塩羊羹|レシピと作り方のコツ
甘さの後ろに塩がひと筋通るのが塩羊羹です。粉寒天とこしあんがあれば鍋ひとつでできますので、作り方さえ覚えておけば、来客の知らせが入った日の午後にも間に合います。
先生の一言
- 固まらない → 寒天の煮溶かしが足りていません。沸騰後に必ず弱火で2分。溶け残りがあれば鍋に戻して煮直せば固まります。
- しょっぱい → 塩を熱いうちに入れて混ぜすぎています。塩は火を止める直前に入れ、仕上げの塩は指先でごく少量にとどめてください。
- 表面がひび割れる → 冷やしすぎです。
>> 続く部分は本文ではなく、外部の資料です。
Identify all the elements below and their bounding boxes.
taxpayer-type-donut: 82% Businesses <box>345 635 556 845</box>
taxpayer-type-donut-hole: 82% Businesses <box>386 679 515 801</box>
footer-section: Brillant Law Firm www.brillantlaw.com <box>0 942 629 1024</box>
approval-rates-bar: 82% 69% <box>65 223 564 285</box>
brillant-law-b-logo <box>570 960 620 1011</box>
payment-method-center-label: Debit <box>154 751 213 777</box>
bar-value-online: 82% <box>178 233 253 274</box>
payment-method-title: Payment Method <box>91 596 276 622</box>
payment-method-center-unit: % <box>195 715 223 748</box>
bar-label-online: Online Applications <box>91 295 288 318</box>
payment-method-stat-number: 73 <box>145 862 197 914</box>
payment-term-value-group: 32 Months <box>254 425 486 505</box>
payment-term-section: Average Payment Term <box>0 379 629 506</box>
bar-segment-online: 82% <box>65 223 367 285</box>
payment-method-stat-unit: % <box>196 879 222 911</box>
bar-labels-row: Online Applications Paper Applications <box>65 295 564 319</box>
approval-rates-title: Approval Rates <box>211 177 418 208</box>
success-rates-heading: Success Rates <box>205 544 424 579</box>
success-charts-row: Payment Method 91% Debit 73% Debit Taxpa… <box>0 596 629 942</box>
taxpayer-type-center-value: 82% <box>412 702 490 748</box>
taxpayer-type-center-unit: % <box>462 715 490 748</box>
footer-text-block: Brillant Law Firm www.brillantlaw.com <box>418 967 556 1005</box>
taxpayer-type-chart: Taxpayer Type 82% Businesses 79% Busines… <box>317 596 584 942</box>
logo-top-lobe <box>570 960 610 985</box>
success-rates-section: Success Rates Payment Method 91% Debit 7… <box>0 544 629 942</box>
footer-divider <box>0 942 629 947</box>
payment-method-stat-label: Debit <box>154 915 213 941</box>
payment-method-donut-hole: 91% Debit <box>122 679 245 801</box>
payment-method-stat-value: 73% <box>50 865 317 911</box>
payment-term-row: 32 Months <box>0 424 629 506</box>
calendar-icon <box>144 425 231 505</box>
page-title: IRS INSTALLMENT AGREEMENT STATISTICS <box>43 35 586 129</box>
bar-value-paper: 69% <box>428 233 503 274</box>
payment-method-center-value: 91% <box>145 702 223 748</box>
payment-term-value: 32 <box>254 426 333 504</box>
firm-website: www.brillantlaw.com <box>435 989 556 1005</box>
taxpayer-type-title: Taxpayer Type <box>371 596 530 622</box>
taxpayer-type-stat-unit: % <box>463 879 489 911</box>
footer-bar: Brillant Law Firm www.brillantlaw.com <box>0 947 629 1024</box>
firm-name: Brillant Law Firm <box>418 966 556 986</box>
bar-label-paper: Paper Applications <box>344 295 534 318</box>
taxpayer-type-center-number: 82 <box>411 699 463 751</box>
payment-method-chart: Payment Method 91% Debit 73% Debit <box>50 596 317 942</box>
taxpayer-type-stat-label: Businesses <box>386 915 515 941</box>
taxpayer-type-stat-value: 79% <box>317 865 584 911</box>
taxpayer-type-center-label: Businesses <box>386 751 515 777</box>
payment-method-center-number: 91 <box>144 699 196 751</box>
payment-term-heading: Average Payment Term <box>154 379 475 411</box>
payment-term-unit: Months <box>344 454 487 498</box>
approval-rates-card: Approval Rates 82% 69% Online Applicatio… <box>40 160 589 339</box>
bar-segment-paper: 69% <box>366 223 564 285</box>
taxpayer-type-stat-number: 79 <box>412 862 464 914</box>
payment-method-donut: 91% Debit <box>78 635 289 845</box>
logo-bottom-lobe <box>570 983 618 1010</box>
2時間で取り出し、切り分けたらラップを密着させて乾燥を防いでください。
30分調理時間の目安
4人分分量
かんたん難しさ
材料(4人分)
- こしあん400g市販の練りあんなら砂糖を半量に減らす
- 水300ml寒天を溶かすために使う
- 粉寒天4g水に振り入れ、火にかける前によく混ぜる
- 砂糖40gあんの甘さを見て加減する
- 水あめ20gつやと口当たりのために加える
- 塩2g(小さじ3分の1)粒の細かいものを使う
- 仕上げの塩0.5g切り分けてから指先でごく少量ふる
作り方
鍋に水300mlを入れ、粉寒天を振り入れて泡立て器で1分混ぜます。
理由: 火にかける前に混ぜないと、だまになって固まりません。
中火にかけ、混ぜながら沸騰させ、弱火に落として2分煮溶かします。
理由: 寒天は沸騰させて2分煮ないと、冷やしても固まりません。
砂糖と水あめを加え、弱火のまま1分混ぜて完全に溶かします。
理由: 先に溶かしておくと、あんを入れた後の加熱が短く済みます。
こしあんを3回に分けて加え、そのつど木べらでよく混ぜます。
理由: 一度に入れると塊が残り、口当たりがざらつきます。
弱火で5分、底を混ぜながら軽く煮詰め、塩2gを加えて30秒混ぜます。
理由: 塩は最後に入れると角が立たず、甘みの輪郭だけが際立ちます。
水でぬらした流し型に流し、粗熱を取ってから冷蔵庫で2時間冷やし固めます。
理由: 熱いまま冷蔵庫に入れると水滴が落ち、表面が荒れます。
型から出して8等分に切り、仕上げの塩をごく少量ふります。
理由: 包丁を毎回濡れ布巾で拭くと、切り口が濁りません。
保存と温め直し
| 冷蔵 | 切ってからラップで包み、密閉容器で冷蔵3日が目安です。 |
|---|---|
| 冷凍 | 1切れずつ包んで冷凍で2週間が目安です。食感はやや変わります。 |
| 温め直し | 温め直しは不要です。冷凍したものは冷蔵庫で3時間かけて戻してください。 |
アレンジ
- こしあんの100gを白あんに替えると、塩の輪郭がいっそうはっきりします。
- 刻んだ柚子の皮を小さじ1混ぜると、冬向きの香りが加わります。
- 水の50mlを煎茶に替えると、後味に渋みが残って甘さが軽くなります。
小豆由来のたんぱく質と食物繊維、寒天由来の食物繊維を含みます。
講師への質問
- 棒寒天しかないときはどうすればいいですか
- 棒寒天1本(約8g)を30分水に浸してから絞り、細かくちぎって水300mlで煮溶かしてください。煮溶かす時間は5分ほど必要です。
- 甘さを控えたいときはどうすればいいですか
- 砂糖を20gまで減らせます。それ以下にすると固まり方は変わりませんが日持ちが短くなるため、2日以内に食べきってください。
- きれいに切るにはどうすればいいですか
- 包丁を湯で温めて水気を拭き、一気に引いてください。一切れごとに拭き直すと、断面がつややかに仕上がります。